As stated above, security awareness teams would have different missions integrated into global security operations.

Identify and prioritize risk. Awareness teams would partner with security teams to better understand and prioritize your top human risks and the key behaviors that manage them. Of course, when dealing with multiple risks, you have to prioritize. You can't defend everything. Some of them are more dangerous than others. It's also about not overwhelming your employees with too many requirements, tasks, processes, and responsibilities. Awareness officers have to keep security simple.

Communicate and train. Once the key behaviors are identified, you need to prepare your employees for changing those key behaviors. To that end, Awareness officers must be transversal and partner with other departments (marketing, communication, and human resources). Awareness jobs are people's jobs; officers must enjoy working with others and be passionate about helping people. It's the opposite of cybersecurity as traditionally conceived by cyber professionals, and it's good.
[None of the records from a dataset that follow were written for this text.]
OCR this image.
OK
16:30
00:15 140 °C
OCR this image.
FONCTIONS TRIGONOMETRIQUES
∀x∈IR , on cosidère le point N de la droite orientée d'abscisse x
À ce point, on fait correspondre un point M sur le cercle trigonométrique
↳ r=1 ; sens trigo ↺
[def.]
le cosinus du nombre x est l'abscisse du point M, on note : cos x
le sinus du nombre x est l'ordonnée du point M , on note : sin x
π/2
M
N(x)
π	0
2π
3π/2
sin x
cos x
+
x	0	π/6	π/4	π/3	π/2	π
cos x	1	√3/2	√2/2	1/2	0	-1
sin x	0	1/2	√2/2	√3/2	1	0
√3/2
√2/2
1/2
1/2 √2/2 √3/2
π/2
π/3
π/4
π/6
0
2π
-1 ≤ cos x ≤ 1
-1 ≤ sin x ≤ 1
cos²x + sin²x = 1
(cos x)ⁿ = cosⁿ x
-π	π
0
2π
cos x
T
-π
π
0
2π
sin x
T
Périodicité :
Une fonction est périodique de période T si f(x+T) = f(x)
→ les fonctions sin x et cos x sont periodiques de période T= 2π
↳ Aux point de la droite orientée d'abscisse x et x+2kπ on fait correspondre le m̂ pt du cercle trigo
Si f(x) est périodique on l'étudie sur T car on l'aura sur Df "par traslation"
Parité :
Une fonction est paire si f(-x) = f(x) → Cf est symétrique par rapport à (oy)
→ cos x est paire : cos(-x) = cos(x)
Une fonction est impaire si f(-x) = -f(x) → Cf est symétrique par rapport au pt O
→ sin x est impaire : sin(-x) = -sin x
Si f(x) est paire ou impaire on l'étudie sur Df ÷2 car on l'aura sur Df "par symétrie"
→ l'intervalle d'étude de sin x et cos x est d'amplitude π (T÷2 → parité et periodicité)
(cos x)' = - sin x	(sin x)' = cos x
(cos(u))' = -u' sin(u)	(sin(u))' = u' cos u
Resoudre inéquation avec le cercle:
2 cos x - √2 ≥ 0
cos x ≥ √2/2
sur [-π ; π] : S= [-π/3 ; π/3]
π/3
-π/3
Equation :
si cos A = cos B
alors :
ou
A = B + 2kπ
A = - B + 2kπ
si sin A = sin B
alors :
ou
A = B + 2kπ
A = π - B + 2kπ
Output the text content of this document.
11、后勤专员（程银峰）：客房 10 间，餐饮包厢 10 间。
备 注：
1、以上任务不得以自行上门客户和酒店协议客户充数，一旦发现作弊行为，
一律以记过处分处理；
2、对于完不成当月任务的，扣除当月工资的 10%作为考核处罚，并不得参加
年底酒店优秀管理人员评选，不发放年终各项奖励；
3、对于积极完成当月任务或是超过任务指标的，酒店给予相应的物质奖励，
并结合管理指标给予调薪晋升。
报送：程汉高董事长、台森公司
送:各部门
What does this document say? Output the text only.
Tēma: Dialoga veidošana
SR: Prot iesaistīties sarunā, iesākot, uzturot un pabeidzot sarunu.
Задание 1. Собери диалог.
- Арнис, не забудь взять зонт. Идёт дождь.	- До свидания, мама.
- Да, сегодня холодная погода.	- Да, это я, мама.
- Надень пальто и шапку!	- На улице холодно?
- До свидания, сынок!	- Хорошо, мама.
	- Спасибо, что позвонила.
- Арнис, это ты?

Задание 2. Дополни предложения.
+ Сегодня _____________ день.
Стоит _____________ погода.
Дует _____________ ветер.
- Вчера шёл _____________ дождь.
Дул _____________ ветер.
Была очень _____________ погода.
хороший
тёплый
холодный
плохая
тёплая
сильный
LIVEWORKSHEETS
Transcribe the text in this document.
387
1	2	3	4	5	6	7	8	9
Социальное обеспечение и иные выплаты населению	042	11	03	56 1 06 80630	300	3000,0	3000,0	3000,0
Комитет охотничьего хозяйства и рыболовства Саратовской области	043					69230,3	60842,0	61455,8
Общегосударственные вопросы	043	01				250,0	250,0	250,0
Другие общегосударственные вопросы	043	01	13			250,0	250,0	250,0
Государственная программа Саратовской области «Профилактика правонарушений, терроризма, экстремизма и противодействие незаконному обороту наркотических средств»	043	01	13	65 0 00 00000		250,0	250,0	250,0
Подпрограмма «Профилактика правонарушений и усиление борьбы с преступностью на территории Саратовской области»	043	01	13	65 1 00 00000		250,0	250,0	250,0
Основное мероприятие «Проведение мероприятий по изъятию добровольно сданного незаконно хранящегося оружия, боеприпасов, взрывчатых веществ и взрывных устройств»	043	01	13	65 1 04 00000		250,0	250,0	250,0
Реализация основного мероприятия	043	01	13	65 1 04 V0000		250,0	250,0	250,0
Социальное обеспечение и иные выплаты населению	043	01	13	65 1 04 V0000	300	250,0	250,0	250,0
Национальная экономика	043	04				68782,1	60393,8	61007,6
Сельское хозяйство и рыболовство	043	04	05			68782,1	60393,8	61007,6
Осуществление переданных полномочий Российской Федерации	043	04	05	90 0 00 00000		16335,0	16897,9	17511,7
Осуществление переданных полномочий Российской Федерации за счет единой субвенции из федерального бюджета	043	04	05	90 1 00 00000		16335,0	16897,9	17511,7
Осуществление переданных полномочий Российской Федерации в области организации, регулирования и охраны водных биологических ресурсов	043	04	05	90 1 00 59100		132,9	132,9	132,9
Almost every time, the solution resides in finding the middle ground between two opposite conceptions.

A final touch for security awareness teams is the measurement of their work. Measuring the impact of your programs and telling about it to the executives in business terms or other employees is excellent for visibility and legitimacy. You could use metrics like quizzes or test results done in playful ways, analyzing the results of phishing/fake malware campaigns, dividing these campaigns results into different teams and/or according to the level of risk roles. Ultimately, you could synthesize all the metrics assessed and render them in a global overall security score.

Mature Security Awareness = Higher SecOps Impact

Let's sum up what we've said supra. Culture is about people's attitudes, perceptions, and beliefs. It's like clay. Once it's solidified, it's hard to shape. You need patience and dedication to break bias and make your targets change their first thoughts about a topic like cybersecurity.

Still, building a solid security culture would be of immense value to your whole company and, specifically, your security teams since it would alleviate some of their burdens.

The best ways to succeed are a security awareness team, collaboration with security teams and beyond, and a transmission chain of some sort. Officers would build the drivers of your security culture by editing hard and soft policies, activities, training, and processes and changing how your security team communicates and enforces with the rest of the company.

Instead of the complex, overwhelming, or intimidating security policies too often communicated and enforced by an arrogant or punitive security team, you need relatively easy-to-follow, common-sense policies mixed with nudges, sanctions, and rewards—most of all, an engaging and supportive Security Awareness team.

As such, people would feel safer when reporting incidents, more inclined to include security as part of their job, and, as a whole, create a shared belief that security is vital to your organization's success.